De acordo com o Barómetro anual da DECO PROteste e apesar de algumas melhorias face a 2023 nas despesas com mobilidade, saúde e alimentação, as perspectivas para 2024 apontam para um aumento das dificuldades financeiras dos portugueses, com 3 em cada 4 famílias a admitir ter dificuldades em pagar as suas contas mensais. O barómetro em causa, cujos dados resultam de um inquérito a sete mil portugueses, visa medir a capacidade de as famílias portuguesas pagarem as despesas do dia-a-dia em seis áreas: alimentação, educação, habitação, lazer, mobilidade e saúde.

Como seria de esperar, a crise habitacional continua a manter-se no topo da asfixia financeira, sem qualquer tipo de melhoria visível face à descida da inflação.

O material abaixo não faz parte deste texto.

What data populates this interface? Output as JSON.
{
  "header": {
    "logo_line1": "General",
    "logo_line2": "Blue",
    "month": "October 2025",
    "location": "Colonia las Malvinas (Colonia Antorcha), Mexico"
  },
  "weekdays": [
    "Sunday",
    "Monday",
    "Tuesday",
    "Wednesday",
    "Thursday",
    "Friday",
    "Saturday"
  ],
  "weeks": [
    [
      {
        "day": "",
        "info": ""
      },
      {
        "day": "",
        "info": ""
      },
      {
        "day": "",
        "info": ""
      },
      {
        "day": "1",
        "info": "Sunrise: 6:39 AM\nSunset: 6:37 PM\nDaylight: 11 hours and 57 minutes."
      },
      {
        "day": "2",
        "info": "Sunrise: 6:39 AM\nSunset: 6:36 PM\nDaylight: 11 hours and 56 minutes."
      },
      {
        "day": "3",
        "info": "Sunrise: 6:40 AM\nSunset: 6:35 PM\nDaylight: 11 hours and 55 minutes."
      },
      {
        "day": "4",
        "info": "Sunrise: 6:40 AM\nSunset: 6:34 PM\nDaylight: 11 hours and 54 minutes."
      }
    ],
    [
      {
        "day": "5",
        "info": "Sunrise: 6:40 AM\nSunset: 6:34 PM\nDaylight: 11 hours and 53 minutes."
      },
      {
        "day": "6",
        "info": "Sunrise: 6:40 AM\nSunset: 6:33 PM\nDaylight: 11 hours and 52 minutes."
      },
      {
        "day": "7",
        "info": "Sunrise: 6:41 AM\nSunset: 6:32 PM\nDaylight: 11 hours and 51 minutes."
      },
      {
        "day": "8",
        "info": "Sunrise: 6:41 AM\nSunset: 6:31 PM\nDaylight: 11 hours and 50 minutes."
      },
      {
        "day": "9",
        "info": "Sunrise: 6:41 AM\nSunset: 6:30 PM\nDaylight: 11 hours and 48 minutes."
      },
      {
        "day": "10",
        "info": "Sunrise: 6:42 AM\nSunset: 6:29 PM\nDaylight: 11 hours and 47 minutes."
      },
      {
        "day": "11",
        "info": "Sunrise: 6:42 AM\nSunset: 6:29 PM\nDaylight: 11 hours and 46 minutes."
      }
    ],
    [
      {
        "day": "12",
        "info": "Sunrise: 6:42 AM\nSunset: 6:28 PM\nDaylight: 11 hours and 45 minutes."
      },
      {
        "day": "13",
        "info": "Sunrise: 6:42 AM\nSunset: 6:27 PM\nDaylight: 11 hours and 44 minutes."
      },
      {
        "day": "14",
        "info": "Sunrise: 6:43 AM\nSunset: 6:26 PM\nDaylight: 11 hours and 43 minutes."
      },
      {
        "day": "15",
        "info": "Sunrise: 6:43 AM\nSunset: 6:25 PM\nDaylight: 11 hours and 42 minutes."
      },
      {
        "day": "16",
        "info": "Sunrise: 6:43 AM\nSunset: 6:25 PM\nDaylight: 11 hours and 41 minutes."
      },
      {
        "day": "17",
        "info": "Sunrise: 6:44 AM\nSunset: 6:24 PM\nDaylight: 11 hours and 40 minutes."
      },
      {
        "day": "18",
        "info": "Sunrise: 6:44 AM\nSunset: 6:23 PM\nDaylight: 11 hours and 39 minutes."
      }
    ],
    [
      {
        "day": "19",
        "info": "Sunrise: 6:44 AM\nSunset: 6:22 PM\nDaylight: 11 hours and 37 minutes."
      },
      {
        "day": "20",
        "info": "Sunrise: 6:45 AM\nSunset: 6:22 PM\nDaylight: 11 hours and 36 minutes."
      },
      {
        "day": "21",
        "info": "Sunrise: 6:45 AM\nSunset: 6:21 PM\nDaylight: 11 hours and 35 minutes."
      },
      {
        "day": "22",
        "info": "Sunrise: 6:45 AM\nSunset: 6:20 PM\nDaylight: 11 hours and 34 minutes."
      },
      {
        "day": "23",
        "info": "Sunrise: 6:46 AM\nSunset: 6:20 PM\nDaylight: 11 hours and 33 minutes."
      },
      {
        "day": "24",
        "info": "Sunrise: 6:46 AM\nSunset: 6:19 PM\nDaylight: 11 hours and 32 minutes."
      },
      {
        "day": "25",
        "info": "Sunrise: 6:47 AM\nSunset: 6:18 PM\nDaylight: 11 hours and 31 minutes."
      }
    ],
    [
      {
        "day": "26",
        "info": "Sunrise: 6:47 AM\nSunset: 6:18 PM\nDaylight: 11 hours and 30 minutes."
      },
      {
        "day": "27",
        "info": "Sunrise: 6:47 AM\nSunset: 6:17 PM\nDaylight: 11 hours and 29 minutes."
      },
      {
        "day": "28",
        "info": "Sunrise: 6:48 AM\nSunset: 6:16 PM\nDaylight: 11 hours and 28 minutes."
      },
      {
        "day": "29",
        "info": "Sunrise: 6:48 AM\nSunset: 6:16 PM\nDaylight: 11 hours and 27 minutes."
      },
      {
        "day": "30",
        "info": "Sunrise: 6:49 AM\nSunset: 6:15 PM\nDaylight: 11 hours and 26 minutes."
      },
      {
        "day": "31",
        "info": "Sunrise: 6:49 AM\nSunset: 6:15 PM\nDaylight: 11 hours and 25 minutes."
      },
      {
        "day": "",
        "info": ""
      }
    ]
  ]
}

Como se pode ler no barómetro em causa, “o aumento das taxas de juro é uma das razões pelas quais quase 28% das famílias enfrentam dificuldades para pagar os seus empréstimos bancários. Também o valor das rendas contribuiu para as dificuldades sentidas: 23% dos inquilinos lutam para cumprir o pagamento das rendas das suas habitações”.

No que respeita às despesas com mobilidade, saúde e alimentação, apenas 6% das famílias admite não sentir o impacto da subida dos preços dos bens. Se para 31% é com “muito mais” dificuldades que conseguem pagar as despesas essenciais, para 4% esta capacidade assume-se como uma “missão impossível”.

Como divulgado pela DECO, e no que diz respeito ao tipo de famílias em causa, “são as famílias monoparentais e numerosas, assim como as famílias em que um dos membros está desempregado”, que mais dificuldades têm em cumprir com as suas obrigações financeiras e acompanharem o custo de vida. “No caso das famílias monoparentais, segundo os dados disponíveis, são cerca de 75 mil as que em Portugal enfrentam uma situação de pobreza extrema”, afirma ainda a DECO.

Dos resultados do inquérito, a DECO PROteste interpreta “que as perspectivas dos portugueses para os demais meses de 2024 não são optimistas, prevendo um aumento das dificuldades financeiras no actual contexto de inflação e  de incerteza sobre a evolução das taxas de juro do crédito à habitação. Alimentação (carne, peixe, vegetais e fruta, etc.),  contas da casa (gás, electricidade e água, etc.) e a saúde são as despesas onde se esperam maiores aumentos”.